People celebrate Juneteenth — which commemorates the end of slavery in Texas more than two years after the 1863 Emancipation Proclamation freed slaves elsewhere in the U.S. — in Los Angeles, California, June 19, 2024.

The drive to make Juneteenth a federal holiday gained momentum during the Black Lives Matter movement against racism and police brutality, especially after the murder of African American George Floyd by a white Minneapolis police officer in 2020.

"I would really love to see Juneteenth curriculum be added to public education," Hopkins said. "In Texas, and in many states across the nation, they have what's called a Celebrate Freedom Week, where they look at foundational documents like the Constitution and the Declaration of Independence. Why not add General Order No. 3 to that and really allow the students to think about what freedom means in different contexts and to different people in this great nation of ours?"

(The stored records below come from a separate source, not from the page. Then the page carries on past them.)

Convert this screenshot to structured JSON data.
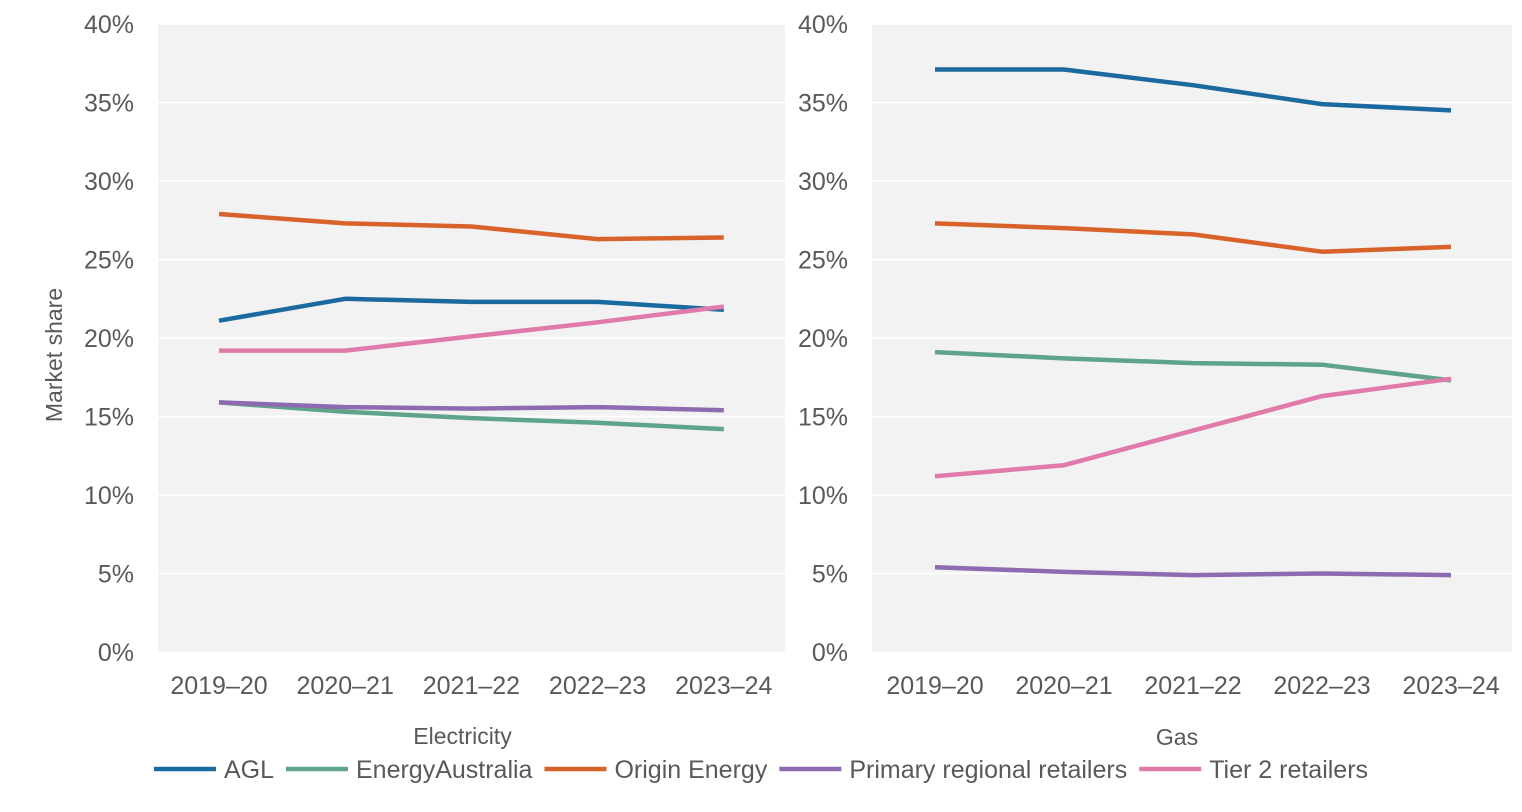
{
  "ylabel": "Market share",
  "legend": [
    {
      "name": "AGL",
      "color": "#1b6a9f"
    },
    {
      "name": "EnergyAustralia",
      "color": "#5fa38a"
    },
    {
      "name": "Origin Energy",
      "color": "#d9622b"
    },
    {
      "name": "Primary regional retailers",
      "color": "#8d6bb0"
    },
    {
      "name": "Tier 2 retailers",
      "color": "#e07aaa"
    }
  ],
  "chart_data": [
    {
      "type": "line",
      "title": "",
      "xlabel": "Electricity",
      "ylabel": "Market share",
      "categories": [
        "2019–20",
        "2020–21",
        "2021–22",
        "2022–23",
        "2023–24"
      ],
      "ylim": [
        0,
        40
      ],
      "y_ticks": [
        "0%",
        "5%",
        "10%",
        "15%",
        "20%",
        "25%",
        "30%",
        "35%",
        "40%"
      ],
      "grid": "horizontal",
      "series": [
        {
          "name": "AGL",
          "color": "#1b6a9f",
          "values": [
            21.1,
            22.5,
            22.3,
            22.3,
            21.8
          ]
        },
        {
          "name": "EnergyAustralia",
          "color": "#5fa38a",
          "values": [
            15.9,
            15.3,
            14.9,
            14.6,
            14.2
          ]
        },
        {
          "name": "Origin Energy",
          "color": "#d9622b",
          "values": [
            27.9,
            27.3,
            27.1,
            26.3,
            26.4
          ]
        },
        {
          "name": "Primary regional retailers",
          "color": "#8d6bb0",
          "values": [
            15.9,
            15.6,
            15.5,
            15.6,
            15.4
          ]
        },
        {
          "name": "Tier 2 retailers",
          "color": "#e07aaa",
          "values": [
            19.2,
            19.2,
            20.1,
            21.0,
            22.0
          ]
        }
      ]
    },
    {
      "type": "line",
      "title": "",
      "xlabel": "Gas",
      "ylabel": "",
      "categories": [
        "2019–20",
        "2020–21",
        "2021–22",
        "2022–23",
        "2023–24"
      ],
      "ylim": [
        0,
        40
      ],
      "y_ticks": [
        "0%",
        "5%",
        "10%",
        "15%",
        "20%",
        "25%",
        "30%",
        "35%",
        "40%"
      ],
      "grid": "horizontal",
      "series": [
        {
          "name": "AGL",
          "color": "#1b6a9f",
          "values": [
            37.1,
            37.1,
            36.1,
            34.9,
            34.5
          ]
        },
        {
          "name": "EnergyAustralia",
          "color": "#5fa38a",
          "values": [
            19.1,
            18.7,
            18.4,
            18.3,
            17.3
          ]
        },
        {
          "name": "Origin Energy",
          "color": "#d9622b",
          "values": [
            27.3,
            27.0,
            26.6,
            25.5,
            25.8
          ]
        },
        {
          "name": "Primary regional retailers",
          "color": "#8d6bb0",
          "values": [
            5.4,
            5.1,
            4.9,
            5.0,
            4.9
          ]
        },
        {
          "name": "Tier 2 retailers",
          "color": "#e07aaa",
          "values": [
            11.2,
            11.9,
            14.1,
            16.3,
            17.4
          ]
        }
      ]
    }
  ]
}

General Order No. 3 is the 1865 decree that ended slavery in Texas.

People visit the National Monument to Freedom in Montgomery, Alabama, June 19, 2024.
People visit the National Monument to Freedom in Montgomery, Alabama, June 19, 2024.

Much of the success in galvanizing support for a national holiday is credited to Opal Lee, a retired Black teacher and activist known as "the grandmother of Juneteenth." As a child, she witnessed a group of 500 white supremacists vandalize and burn her family's home to the ground.

In 2016, at the age 89, she began a walking campaign, traveling hundreds of kilometers from her hometown of Fort Worth, Texas, to Washington, D.C., to press for a Juneteenth federal holiday. Her efforts became a reality in 2021, when President Biden signed legislation passed by Congress marking Juneteenth as the 11th nationally recognized holiday.

In a proclamation recognizing this year's Juneteenth as "a day of observance," Biden said Juneteenth "not only marks the end of America's original sin of slavery but also the beginning of the work at the heart and soul of our Nation: making the promise of America real for every American."